A mantra that is defective in terms of accent or letter would not be useful as it does not convey the intended meaning. Moreover it will become a weapon as good as the diamond-weapon of Indra, and boomerangs against the doer. This is what happened when the mantra ‘indraśatruḥ vardhasva’ was employed with a different accent. The following story from Taittirīyasaṃhitā 2-5-2-1, p. 1209 or Śatapathabrāhmaṇa , p. 219 (Śuklayajurveda) is being referred to by the quoted mantra –
अथ यदब्रवीत् – इन्द्रशत्रुर्वर्धस्वेति तस्मादु हैनमिन्द्र एव जघान। अथ यद्ध शश्वदवक्ष्यत् – इन्द्रस्य शत्रुर्वर्धस्वेति शश्वदुह स इन्द्रमेवाहनिष्यत् ।
atha yadabravīt – indraśatrurvardhasveti tasmādu hainamindra eva jaghāna. atha yaddha śaśvadavakṣyat – indrasya śatrurvardhasveti śaśvaduha sa indramevāhaniṣyat .
Visvarūpa was the son of Tvaṣṭā. The former was killed by Indra. Tvaṣṭā wanted to avenge and commenced a sacrifice called ‘abhicārahoma’ in order to have a son who can kill Indra. Then, while praying to Fire-God (āhavanīyāgni) a mantra, i.e. ‘svāhendraśatrurvardhasva’, which means – “O! Fire-God! Prosper as a person who can kill Indra” was guessed. In the mantra ‘śatru’ means destroyer and in such a case it should be employed with ‘antodāttasvara’ as it is a Tatpuruṣasamāsa, i.e. indrasya śatruḥ. But the priest employed the same mantra as ‘ādyudātta’, which is a Bahuvrīhisamāsa, which means ‘be born as one, who has got Indra as the destroyer’. As a result Indra became the destroyer of Vṛtra, who was just born and got killed. Therefore, in order to avoid such repercussions, one should be careful in his speech actions.
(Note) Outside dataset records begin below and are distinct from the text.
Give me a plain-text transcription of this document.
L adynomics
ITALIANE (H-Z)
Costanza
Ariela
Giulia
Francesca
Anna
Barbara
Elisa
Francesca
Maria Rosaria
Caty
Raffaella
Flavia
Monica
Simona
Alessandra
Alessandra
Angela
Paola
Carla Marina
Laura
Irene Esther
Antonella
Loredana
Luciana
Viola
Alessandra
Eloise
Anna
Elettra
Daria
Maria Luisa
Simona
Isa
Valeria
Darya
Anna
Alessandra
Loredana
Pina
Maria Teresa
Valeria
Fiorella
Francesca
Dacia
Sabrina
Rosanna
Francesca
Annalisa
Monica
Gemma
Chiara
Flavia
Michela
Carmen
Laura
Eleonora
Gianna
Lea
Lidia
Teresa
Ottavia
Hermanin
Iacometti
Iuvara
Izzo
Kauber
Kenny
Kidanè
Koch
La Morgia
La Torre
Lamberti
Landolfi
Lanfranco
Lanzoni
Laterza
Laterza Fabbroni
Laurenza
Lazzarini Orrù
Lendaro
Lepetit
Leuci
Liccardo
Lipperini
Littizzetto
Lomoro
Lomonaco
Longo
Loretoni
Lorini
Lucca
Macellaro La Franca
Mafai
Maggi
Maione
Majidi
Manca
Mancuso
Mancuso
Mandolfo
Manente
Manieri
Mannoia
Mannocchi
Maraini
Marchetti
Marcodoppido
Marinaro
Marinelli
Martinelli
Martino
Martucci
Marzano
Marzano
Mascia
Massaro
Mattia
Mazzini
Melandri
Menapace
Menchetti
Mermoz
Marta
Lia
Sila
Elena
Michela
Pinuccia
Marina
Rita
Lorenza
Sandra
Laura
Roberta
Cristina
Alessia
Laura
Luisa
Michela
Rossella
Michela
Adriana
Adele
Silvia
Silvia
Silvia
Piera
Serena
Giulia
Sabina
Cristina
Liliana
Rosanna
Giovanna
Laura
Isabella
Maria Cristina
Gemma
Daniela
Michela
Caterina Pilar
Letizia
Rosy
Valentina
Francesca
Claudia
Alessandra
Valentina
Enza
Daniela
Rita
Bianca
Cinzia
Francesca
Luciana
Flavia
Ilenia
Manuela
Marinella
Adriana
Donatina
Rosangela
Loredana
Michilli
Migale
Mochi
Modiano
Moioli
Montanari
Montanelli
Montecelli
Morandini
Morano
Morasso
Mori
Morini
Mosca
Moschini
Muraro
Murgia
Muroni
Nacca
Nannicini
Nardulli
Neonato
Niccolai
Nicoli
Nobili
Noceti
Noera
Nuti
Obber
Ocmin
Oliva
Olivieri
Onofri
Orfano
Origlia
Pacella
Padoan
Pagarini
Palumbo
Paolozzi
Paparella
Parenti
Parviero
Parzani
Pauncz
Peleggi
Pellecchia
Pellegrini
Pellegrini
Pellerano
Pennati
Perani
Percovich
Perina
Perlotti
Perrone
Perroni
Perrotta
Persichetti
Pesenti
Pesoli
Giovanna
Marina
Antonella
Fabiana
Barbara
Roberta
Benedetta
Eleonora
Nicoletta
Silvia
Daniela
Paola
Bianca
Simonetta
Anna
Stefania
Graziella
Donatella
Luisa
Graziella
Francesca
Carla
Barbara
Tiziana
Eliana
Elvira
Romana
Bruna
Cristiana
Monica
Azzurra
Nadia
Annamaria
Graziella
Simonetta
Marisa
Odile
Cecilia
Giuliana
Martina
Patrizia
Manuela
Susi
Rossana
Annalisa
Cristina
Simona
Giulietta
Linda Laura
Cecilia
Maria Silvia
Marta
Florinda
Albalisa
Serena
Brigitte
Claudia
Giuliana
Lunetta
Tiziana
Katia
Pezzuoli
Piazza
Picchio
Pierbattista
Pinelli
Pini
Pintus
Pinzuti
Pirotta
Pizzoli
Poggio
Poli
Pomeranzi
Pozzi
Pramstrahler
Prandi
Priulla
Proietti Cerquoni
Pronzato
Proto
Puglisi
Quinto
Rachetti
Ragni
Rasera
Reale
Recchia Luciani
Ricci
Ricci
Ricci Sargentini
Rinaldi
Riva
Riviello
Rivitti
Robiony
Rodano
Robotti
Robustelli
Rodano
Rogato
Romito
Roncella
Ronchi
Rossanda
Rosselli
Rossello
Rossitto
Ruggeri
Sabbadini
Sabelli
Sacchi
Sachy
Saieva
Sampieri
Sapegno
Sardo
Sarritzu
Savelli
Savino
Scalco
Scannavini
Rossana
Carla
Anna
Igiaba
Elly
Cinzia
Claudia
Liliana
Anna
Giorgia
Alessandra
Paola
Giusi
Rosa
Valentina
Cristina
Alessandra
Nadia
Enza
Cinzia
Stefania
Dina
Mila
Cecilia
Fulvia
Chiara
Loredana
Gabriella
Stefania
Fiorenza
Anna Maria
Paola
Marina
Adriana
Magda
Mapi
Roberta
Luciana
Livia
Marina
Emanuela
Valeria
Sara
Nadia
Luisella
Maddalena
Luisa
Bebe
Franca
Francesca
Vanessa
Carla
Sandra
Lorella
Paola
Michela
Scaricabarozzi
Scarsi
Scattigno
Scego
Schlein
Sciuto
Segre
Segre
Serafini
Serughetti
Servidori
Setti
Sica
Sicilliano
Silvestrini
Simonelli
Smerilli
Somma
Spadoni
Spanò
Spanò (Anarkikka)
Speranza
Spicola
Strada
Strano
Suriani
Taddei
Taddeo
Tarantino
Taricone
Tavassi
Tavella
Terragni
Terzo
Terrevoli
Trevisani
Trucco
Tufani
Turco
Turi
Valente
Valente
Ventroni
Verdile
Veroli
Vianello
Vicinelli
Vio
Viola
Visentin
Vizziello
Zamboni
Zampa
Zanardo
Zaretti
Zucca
- Ramaprasad Tripathi (Ed.), Śikṣāsaṃgrahaḥ, Sampurnananda Sanskrit University, Varanasi, 1989.
- Allen, W. S., Phonetics in Ancient India, Oxford University Press, London, 1965.
- The Śatapathabrāhmaṇam According to the Mādhyandina Recension with The Vedaprakāśabhāṣya of Sāyaṇācārya, 1, Gian Publishing House, New Delhi, 1987 (First reprint).
- Kāśīnāthaśāstrī Āgāśe (Ed;), Kṛṣṇayajurvedataittirīyasaṃhitā with Sāyaṇabhāṣya, Vol. IV, Anandasrama Press, Pune, 1946.
- Pāṇini, Aṣṭādhyāyī, Chowkhaba, Varanasi, 1987.
- Taittirīyopaniṣat, Śāṅkarabhāṣyam and Hindi Commentary, Gita Press, Gorakhpur, 1983.
First kāṇḍa, fifth prapāṭhaka, second brāhmaṇa, tenth kaṇḍikā. The Śatapathabrāhmaṇa is also divided into adhyāyas; in such a scheme, the reference would be 1-6-3-10, i.e. first kāṇḍa, sixth adhyāya, second brāhmaṇa, tenth kaṇḍikā.